Sometimes it seems that I just have the worst luck in the world.  Even when things start to make it seem that our luck has changed, the unluckiness just swoops right in takes it away.  After such a long journey to even have Ellison, we finally made it past the first trimester only to have our hearts cut right out from under us in the third trimester.  I wonder if I'll ever be able to focus on the lucky when I'm always expecting the unlucky. 

They say when it rains, it pours.  Or as Mark Twain put it, "When ill luck begins, it does not come in sprinkles, but in showers."  With all of these negative occurrences that keep happening, I think my biggest challenge will be trying to accept the possibility that we might actually have our luck turn the tide one of these days.  It will difficult trying to convince myself that the other shoe is not going to drop and that we will finally get our happy ending. 

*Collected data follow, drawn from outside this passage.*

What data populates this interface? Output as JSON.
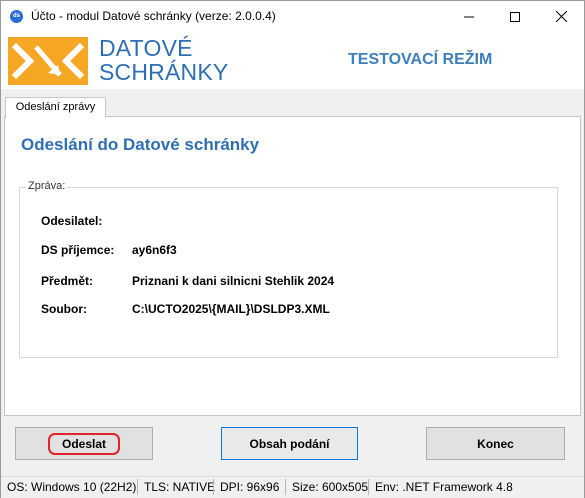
{
  "window": {
    "title": "Účto - modul Datové schránky (verze: 2.0.0.4)",
    "app_icon_text": "ds"
  },
  "banner": {
    "logo_line1": "DATOVÉ",
    "logo_line2": "SCHRÁNKY",
    "mode": "TESTOVACÍ REŽIM",
    "logo_color": "#f5a623",
    "brand_color": "#2e6fb4"
  },
  "tabs": [
    {
      "label": "Odeslání zprávy",
      "active": true
    }
  ],
  "main": {
    "heading": "Odeslání do Datové schránky",
    "group_label": "Zpráva:",
    "fields": [
      {
        "label": "Odesilatel:",
        "value": ""
      },
      {
        "label": "DS příjemce:",
        "value": "ay6n6f3"
      },
      {
        "label": "Předmět:",
        "value": "Priznani k dani silnicni Stehlik 2024"
      },
      {
        "label": "Soubor:",
        "value": "C:\\UCTO2025\\{MAIL}\\DSLDP3.XML"
      }
    ]
  },
  "buttons": {
    "send": "Odeslat",
    "content": "Obsah podání",
    "close": "Konec"
  },
  "status": {
    "os": "OS:  Windows 10 (22H2)",
    "tls": "TLS:  NATIVE",
    "dpi": "DPI:   96x96",
    "size": "Size:   600x505",
    "env": "Env:  .NET Framework 4.8"
  }
}
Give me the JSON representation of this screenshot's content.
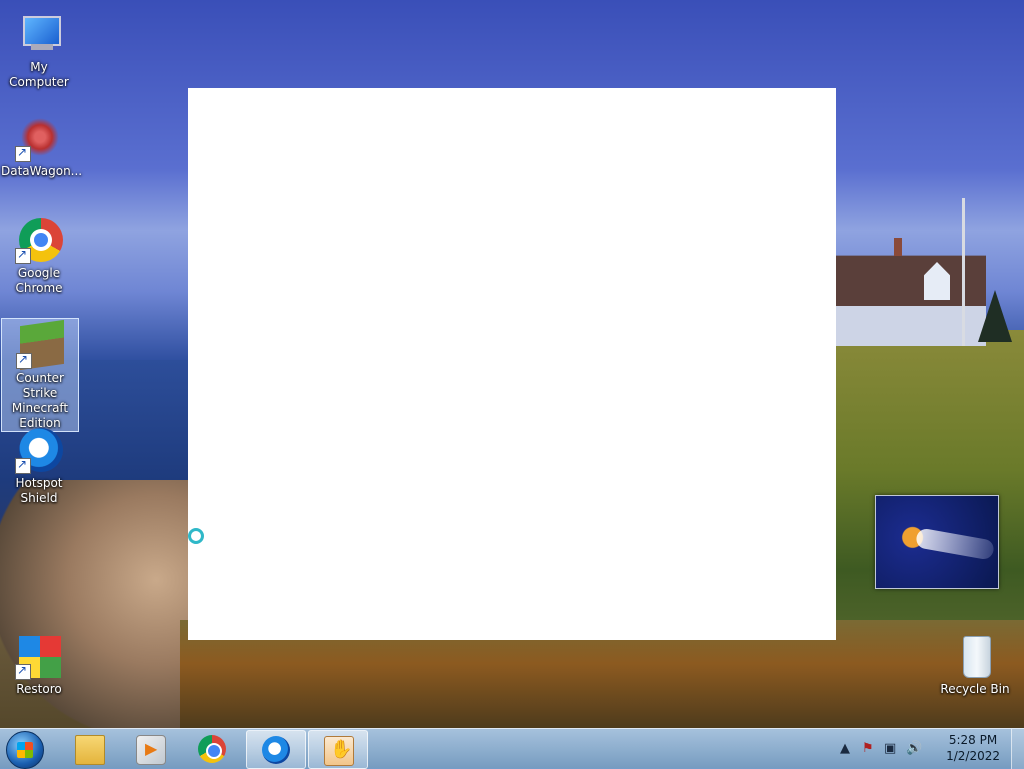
{
  "desktop": {
    "icons": [
      {
        "label": "My Computer",
        "icon": "computer-icon"
      },
      {
        "label": "DataWagon...",
        "icon": "datawagon-icon"
      },
      {
        "label": "Google Chrome",
        "icon": "chrome-icon"
      },
      {
        "label": "Counter Strike Minecraft Edition",
        "icon": "minecraft-icon"
      },
      {
        "label": "Hotspot Shield",
        "icon": "hotspot-shield-icon"
      },
      {
        "label": "Restoro",
        "icon": "restoro-icon"
      },
      {
        "label": "Recycle Bin",
        "icon": "recycle-bin-icon"
      }
    ]
  },
  "taskbar": {
    "buttons": [
      {
        "icon": "windows-explorer-icon"
      },
      {
        "icon": "media-player-icon"
      },
      {
        "icon": "chrome-icon"
      },
      {
        "icon": "hotspot-shield-icon",
        "active": true
      },
      {
        "icon": "installer-icon",
        "active": true
      }
    ],
    "tray_icons": [
      "show-hidden-icons-icon",
      "action-center-flag-icon",
      "network-icon",
      "volume-icon"
    ]
  },
  "clock": {
    "time": "5:28 PM",
    "date": "1/2/2022"
  }
}
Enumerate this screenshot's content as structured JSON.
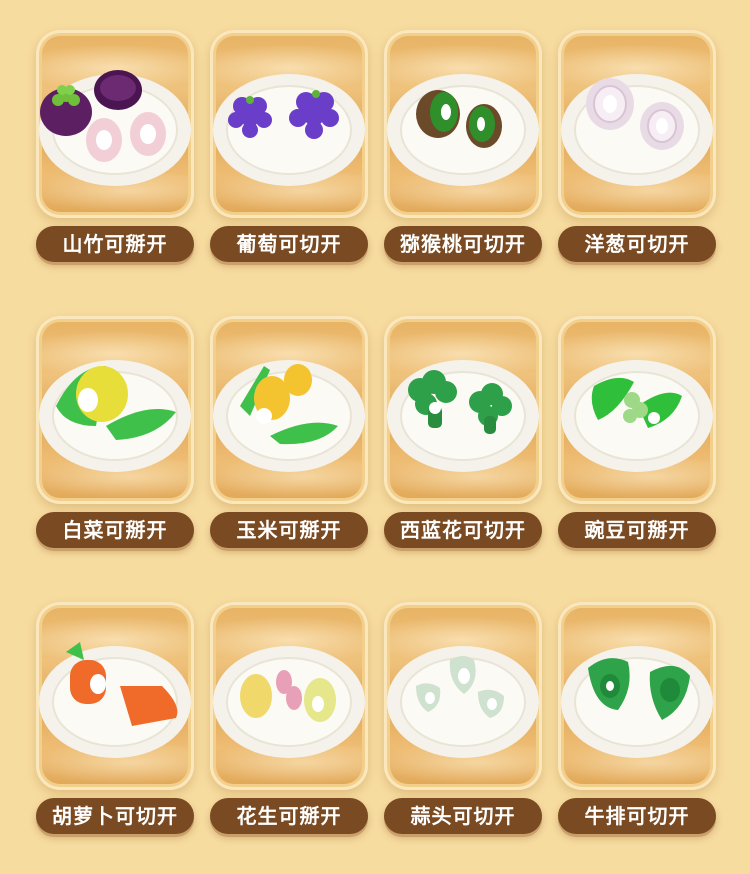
{
  "items": [
    {
      "label": "山竹可掰开"
    },
    {
      "label": "葡萄可切开"
    },
    {
      "label": "猕猴桃可切开"
    },
    {
      "label": "洋葱可切开"
    },
    {
      "label": "白菜可掰开"
    },
    {
      "label": "玉米可掰开"
    },
    {
      "label": "西蓝花可切开"
    },
    {
      "label": "豌豆可掰开"
    },
    {
      "label": "胡萝卜可切开"
    },
    {
      "label": "花生可掰开"
    },
    {
      "label": "蒜头可切开"
    },
    {
      "label": "牛排可切开"
    }
  ],
  "colors": {
    "background": "#f7dca0",
    "label_bg": "#7a4a22",
    "label_text": "#ffffff"
  }
}
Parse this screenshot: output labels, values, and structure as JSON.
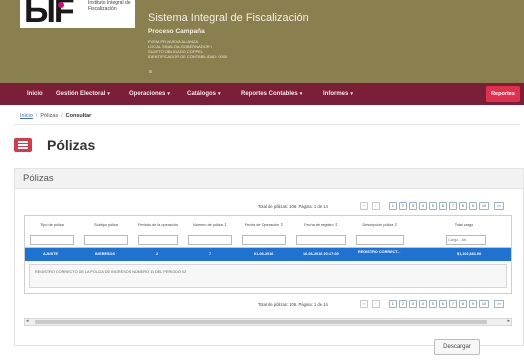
{
  "header": {
    "logo_text": "ЬІF",
    "logo_caption": "Instituto Integral de Fiscalización",
    "title": "Sistema Integral de Fiscalización",
    "subtitle": "Proceso Campaña",
    "info_lines": [
      "FVEM-PR-NUEVA ALIANZA",
      "LOCAL SINALOA-GOBERNADOR I",
      "SUJETO OBLIGADO COPPEL",
      "IDENTIFICADOR DE CONTABILIDAD: 0000"
    ],
    "dot": "a"
  },
  "nav": {
    "items": [
      {
        "label": "Inicio",
        "caret": ""
      },
      {
        "label": "Gestión Electoral",
        "caret": "▾"
      },
      {
        "label": "Operaciones",
        "caret": "▾"
      },
      {
        "label": "Catálogos",
        "caret": "▾"
      },
      {
        "label": "Reportes Contables",
        "caret": "▾"
      },
      {
        "label": "Informes",
        "caret": "▾"
      }
    ],
    "report_button": "Reportes"
  },
  "breadcrumb": {
    "items": [
      "Inicio",
      "Pólizas",
      "Consultar"
    ],
    "separator": "/"
  },
  "page_title": "Pólizas",
  "panel": {
    "title": "Pólizas"
  },
  "pager": {
    "summary": "Total de pólizas: 106. Página: 1 de 14",
    "first": "«",
    "prev": "‹",
    "pages": [
      "1",
      "2",
      "3",
      "4",
      "5",
      "6",
      "7",
      "8",
      "9",
      "10"
    ],
    "next": ">>"
  },
  "table": {
    "columns": [
      {
        "label": "Tipo de póliza",
        "sort": ""
      },
      {
        "label": "Subtipo póliza",
        "sort": ""
      },
      {
        "label": "Periodo de la operación",
        "sort": ""
      },
      {
        "label": "Número de póliza",
        "sort": "⇕"
      },
      {
        "label": "Fecha de Operación",
        "sort": "⇕"
      },
      {
        "label": "Fecha de registro",
        "sort": "⇕"
      },
      {
        "label": "Descripción póliza",
        "sort": "⇕"
      },
      {
        "label": "Total cargo",
        "sort": ""
      }
    ],
    "filters": [
      "",
      "",
      "",
      "",
      "",
      "",
      "",
      "Cargo ‑ Ab"
    ],
    "row": [
      "AJUSTE",
      "INGRESOS",
      "2",
      "7",
      "01-06-2016",
      "16-06-2016 20:17:00",
      "REGISTRO CORRECT...",
      "$1,102,661.00"
    ],
    "detail": "REGISTRO CORRECTO DE LA PÓLIZA DE INGRESOS NÚMERO 11 DEL PERIODO 02"
  },
  "scroll": {
    "left": "◂",
    "right": "▸"
  },
  "download_label": "Descargar"
}
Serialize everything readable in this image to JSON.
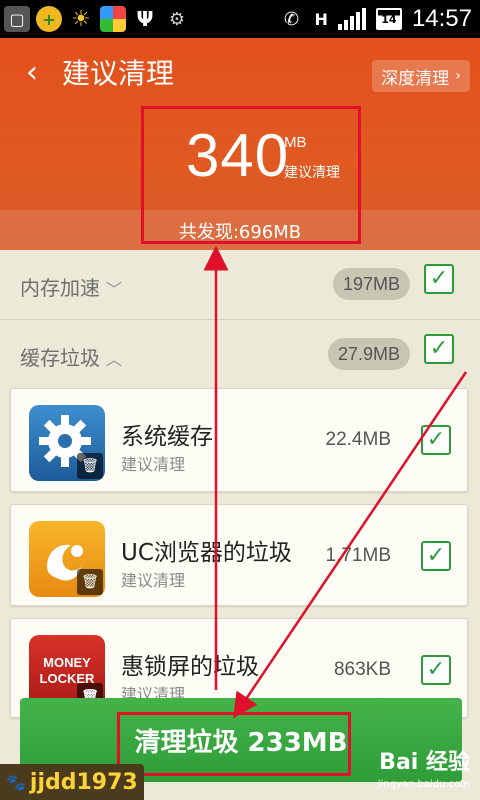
{
  "status_bar": {
    "time": "14:57",
    "battery": "14",
    "network": "H",
    "icons": [
      "sim-icon",
      "plus-app-icon",
      "weather-icon",
      "appstore-icon",
      "usb-icon",
      "android-debug-icon",
      "phone-call-icon"
    ]
  },
  "header": {
    "back_label": "‹",
    "title": "建议清理",
    "deep_clean_label": "深度清理",
    "suggested_amount": "340",
    "suggested_unit": "MB",
    "suggested_caption": "建议清理",
    "found_total": "共发现:696MB"
  },
  "sections": {
    "memory": {
      "label": "内存加速",
      "size": "197MB",
      "checked": true
    },
    "cache": {
      "label": "缓存垃圾",
      "size": "27.9MB",
      "checked": true
    }
  },
  "items": [
    {
      "title": "系统缓存",
      "subtitle": "建议清理",
      "size": "22.4MB",
      "checked": true
    },
    {
      "title": "UC浏览器的垃圾",
      "subtitle": "建议清理",
      "size": "1.71MB",
      "checked": true
    },
    {
      "title": "惠锁屏的垃圾",
      "subtitle": "建议清理",
      "size": "863KB",
      "checked": true
    }
  ],
  "clean_button_label": "清理垃圾 233MB",
  "watermarks": {
    "user": "jjdd1973",
    "baidu": "Bai 经验",
    "baidu_url": "jingyan.baidu.com"
  },
  "colors": {
    "header_orange": "#e3501c",
    "accent_green": "#2f9d38",
    "annotation_red": "#e0102a"
  }
}
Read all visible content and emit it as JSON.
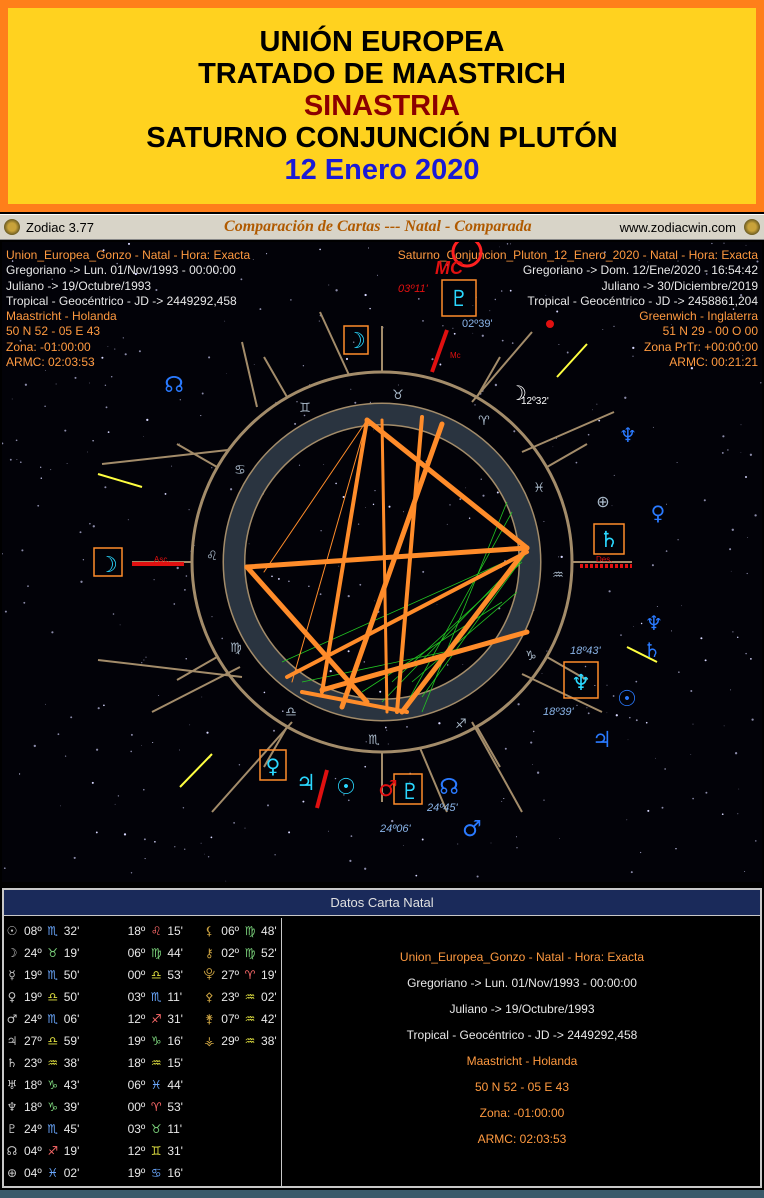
{
  "banner": {
    "line1": "UNIÓN EUROPEA",
    "line2": "TRATADO DE MAASTRICH",
    "line3": "SINASTRIA",
    "line4": "SATURNO CONJUNCIÓN PLUTÓN",
    "line5": "12 Enero 2020"
  },
  "app": {
    "name": "Zodiac 3.77",
    "window_title": "Comparación de Cartas --- Natal - Comparada",
    "url": "www.zodiacwin.com"
  },
  "natal": {
    "name": "Union_Europea_Gonzo - Natal - Hora: Exacta",
    "gregorian": "Gregoriano -> Lun. 01/Nov/1993 - 00:00:00",
    "julian": "Juliano -> 19/Octubre/1993",
    "system": "Tropical - Geocéntrico - JD -> 2449292,458",
    "place": "Maastricht - Holanda",
    "coords": "50 N 52 - 05 E 43",
    "zone": "Zona: -01:00:00",
    "armc": "ARMC: 02:03:53"
  },
  "compared": {
    "name": "Saturno_Conjuncion_Pluton_12_Enero_2020 - Natal - Hora: Exacta",
    "gregorian": "Gregoriano -> Dom. 12/Ene/2020 - 16:54:42",
    "julian": "Juliano -> 30/Diciembre/2019",
    "system": "Tropical - Geocéntrico - JD -> 2458861,204",
    "place": "Greenwich - Inglaterra",
    "coords": "51 N 29 - 00 O 00",
    "zone": "Zona PrTr: +00:00:00",
    "armc": "ARMC: 00:21:21"
  },
  "wheel_labels": {
    "mc_label": "MC",
    "mc_degree": "03º11'",
    "pluto_top": "02º39'",
    "moon_deg": "12º32'",
    "mc_small": "Mc",
    "asc_small": "Asc.",
    "des_small": "Des.",
    "nep_deg1": "18º43'",
    "nep_deg2": "18º39'",
    "pluto_deg1": "24º45'",
    "pluto_deg2": "24º06'"
  },
  "bottom_panel": {
    "header": "Datos Carta Natal"
  },
  "positions": [
    [
      "☉",
      "08º",
      "♏",
      "32'",
      "18º",
      "♌",
      "15'",
      "⚸",
      "06º",
      "♍",
      "48'"
    ],
    [
      "☽",
      "24º",
      "♉",
      "19'",
      "06º",
      "♍",
      "44'",
      "⚷",
      "02º",
      "♍",
      "52'"
    ],
    [
      "☿",
      "19º",
      "♏",
      "50'",
      "00º",
      "♎",
      "53'",
      "⯓",
      "27º",
      "♈",
      "19'"
    ],
    [
      "♀",
      "19º",
      "♎",
      "50'",
      "03º",
      "♏",
      "11'",
      "⚴",
      "23º",
      "♒",
      "02'"
    ],
    [
      "♂",
      "24º",
      "♏",
      "06'",
      "12º",
      "♐",
      "31'",
      "⚵",
      "07º",
      "♒",
      "42'"
    ],
    [
      "♃",
      "27º",
      "♎",
      "59'",
      "19º",
      "♑",
      "16'",
      "⚶",
      "29º",
      "♒",
      "38'"
    ],
    [
      "♄",
      "23º",
      "♒",
      "38'",
      "18º",
      "♒",
      "15'",
      "",
      "",
      "",
      ""
    ],
    [
      "♅",
      "18º",
      "♑",
      "43'",
      "06º",
      "♓",
      "44'",
      "",
      "",
      "",
      ""
    ],
    [
      "♆",
      "18º",
      "♑",
      "39'",
      "00º",
      "♈",
      "53'",
      "",
      "",
      "",
      ""
    ],
    [
      "♇",
      "24º",
      "♏",
      "45'",
      "03º",
      "♉",
      "11'",
      "",
      "",
      "",
      ""
    ],
    [
      "☊",
      "04º",
      "♐",
      "19'",
      "12º",
      "♊",
      "31'",
      "",
      "",
      "",
      ""
    ],
    [
      "⊕",
      "04º",
      "♓",
      "02'",
      "19º",
      "♋",
      "16'",
      "",
      "",
      "",
      ""
    ]
  ],
  "colors": {
    "orange_frame": "#ff7f1a",
    "yellow_fill": "#ffd21f",
    "title_red": "#8b0000",
    "title_blue": "#1a1ad6",
    "wheel_ring": "#a38c6a",
    "aspect_orange": "#ff8c2a",
    "aspect_green": "#22c422",
    "axis_red": "#e01010",
    "glyph_cyan": "#2ad8ff",
    "glyph_blue": "#2a7aff"
  }
}
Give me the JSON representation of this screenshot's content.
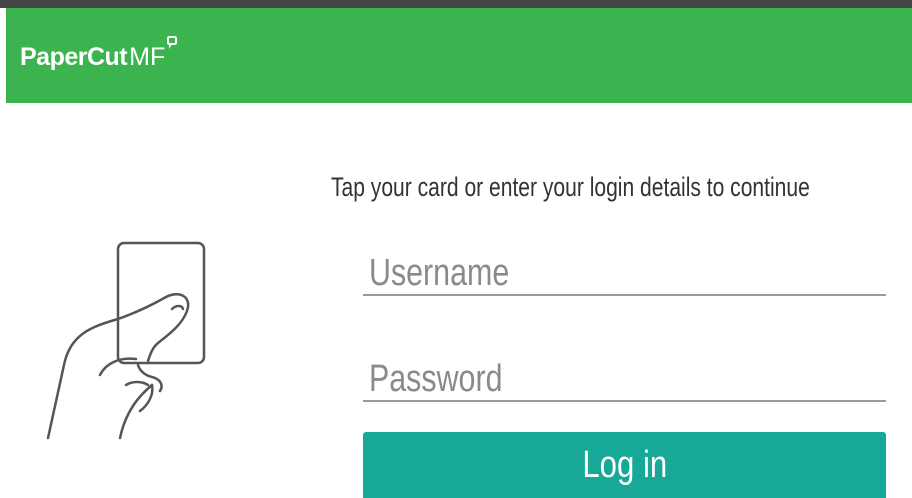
{
  "header": {
    "logo_main": "PaperCut",
    "logo_suffix": "MF",
    "background_color": "#3bb44f"
  },
  "login": {
    "prompt": "Tap your card or enter your login details to continue",
    "username_placeholder": "Username",
    "password_placeholder": "Password",
    "button_label": "Log in",
    "button_color": "#17a897"
  },
  "illustration": {
    "icon": "hand-holding-card-icon"
  }
}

How can you believe that the sun will come out tomorrow when all you see is rain?  Doug is constantly telling me that I have to believe our luck will change for it to actually change.  I fear that he is right (I hate it when he's right..haha).  Now I just have to figure out how to make myself believe it.  Somedays it seems like I can, and then somedays it seems like that is the most impossible thing to believe in when all I have to compare it to is the past.  As I go through this journey, this is by far the hardest part - trying to find positivity in a field of negativity.  I pray each day that I can find this positive way of thinking and that the luck finds us again.  It's hard having to fight this battle amongst all the other ones...it's quite exhausting actually.  I believe I am the hardest enemy I'll ever have to face.